- Born: Emma Anne Smith 5 April 1848 London, England
- Died: 1 December 1886 (aged 38)
- Known for: English feminist and trade union activist

= Emma Paterson =

English feminist and trade unionist (1848-1886)

Emma Anne Paterson (née Smith; 5 April 1848 - 1 December 1886) was an English feminist and trade unionist.

==Life==
Emma Anne Smith was born in London on 5 April 1848, the daughter of Henry Smith (died 1864), headmaster of a school in St George Hanover Square, and his wife Emma Dockerill.

In 1867 she became assistant secretary of the Working Men's Club and Institute Union, gaining trade union experience. In February 1872 she started working for the National Society for Women's Suffrage as their secretary. She resigned the post in 1873, when she married Thomas Paterson (1835–1882), a Scottish cabinet-maker and wood-carver active in the Working Men's Club and Institute Union, who had organized the Workmen's International Exhibition at the Agricultural Hall in 1870. The couple spent a long honeymoon in the United States.

In 1874 Paterson founded the Women's Protective and Provident League, after observing local New York organizations managed by women, including the Female Umbrella Makers' Union of New York, and the Women's Typographical Union. The organization aimed at creating trade unions in all trades branded by working women. Paterson was honorary secretary and organizer of the Women's League until her death. Members of the Women's League included Helena Shearer. The members were largely upper-middle-class men and women interested in social reform, who wanted to educate women in trade unionism and fund the establishment of trade unions. With this group she helped organize a strike in Dewsbury of weavers.

At Paterson's suggestion, a similar organization was established in Bristol, called the National Union of Working Women.
Paterson put emphasis on the importance of women in the labour movement and her league was initially aimed at establishing women-only unions. This was in part due to the resistance of some of the more traditional trade unions, some of whom believed that women should not work.
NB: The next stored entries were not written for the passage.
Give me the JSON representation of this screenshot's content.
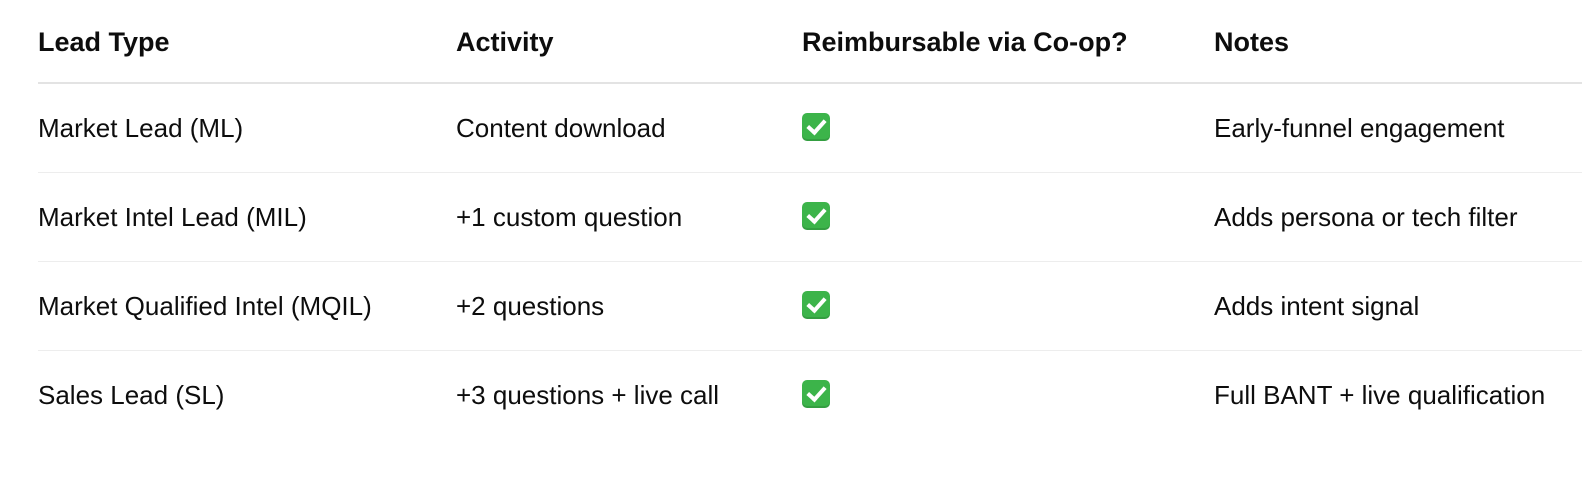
{
  "table": {
    "headers": [
      "Lead Type",
      "Activity",
      "Reimbursable via Co-op?",
      "Notes"
    ],
    "rows": [
      {
        "lead_type": "Market Lead (ML)",
        "activity": "Content download",
        "reimbursable": "checkmark-icon",
        "notes": "Early-funnel engagement"
      },
      {
        "lead_type": "Market Intel Lead (MIL)",
        "activity": "+1 custom question",
        "reimbursable": "checkmark-icon",
        "notes": "Adds persona or tech filter"
      },
      {
        "lead_type": "Market Qualified Intel (MQIL)",
        "activity": "+2 questions",
        "reimbursable": "checkmark-icon",
        "notes": "Adds intent signal"
      },
      {
        "lead_type": "Sales Lead (SL)",
        "activity": "+3 questions + live call",
        "reimbursable": "checkmark-icon",
        "notes": "Full BANT + live qualification"
      }
    ]
  },
  "colors": {
    "check_green": "#3cb44a",
    "text": "#0d0d0d",
    "divider": "#e3e3e3"
  }
}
The first women's union founded by the league in London was the bookbinders' in 1874. Unions of upholstresses, shirt-makers, tailoresses, and dressmakers quickly followed. In 1875 Mrs. Paterson was a delegate to the Trades Union Congress at Glasgow as a representative of the bookbinders' and upholstresses' societies. No woman had been admitted to the congress before. She attended each succeeding congress (except that of 1882) until her death, and by her tact partially overcame the prejudices of the working-men delegates against female activists. In the league's behalf she repeatedly addressed public meetings in London, Oxford, and other cities in the provinces, and edited the Women's Union Journal, a monthly record of the league's proceedings, which was started in February 1876. Paterson was editor of the journal 1876-86. In 1876, Paterson had founded the Women's Printing Society at Westminster. She devoted all her spare energies to managing that, and personally mastered the printer's craft.

Paterson's husband died on 15 October 1882. In 1886 she published, with a memoir, a posthumous work by him, A New Method of Mental Science, with Applications to Political Economy. The views advanced were said by Paterson's DNB biographer to be "original and full of promise". In spite of increasing ill-health, Mrs. Paterson never relaxed her work until her death at her lodgings in Westminster on 1 December 1886; she was buried in Paddington cemetery.

Writing in 1913, Frederick Rogers, a union colleague and friend, said of her:

Without either physical attraction or charm, this quiet, shrewd little woman exercised an influence on the Labour movement which no other woman has equalled since her day, and its secret lay in her entire sincerity and absence of pose. She never cared for the limelight, and never thought herself great; but she was great in the truest sense of the word.

==Legacy==
A fund, raised in Mrs. Paterson's memory, was employed in securing offices for the association in the buildings of the Workmen's Club and Institute Union in Clerkenwell Road, which were completed in 1893. In 1891 or 1903 the Women's Protective and Provident League was renamed the Women's Trade Union League. The failure of the trade union movement to embrace women into the movement is a reflection of the time and the role of women in that context. In general the demands of the WTUL were the same as other male unions, however it is notable for asking for maternity provision, co-operative homes for working women, and the vote for all women, not just women who were property owners.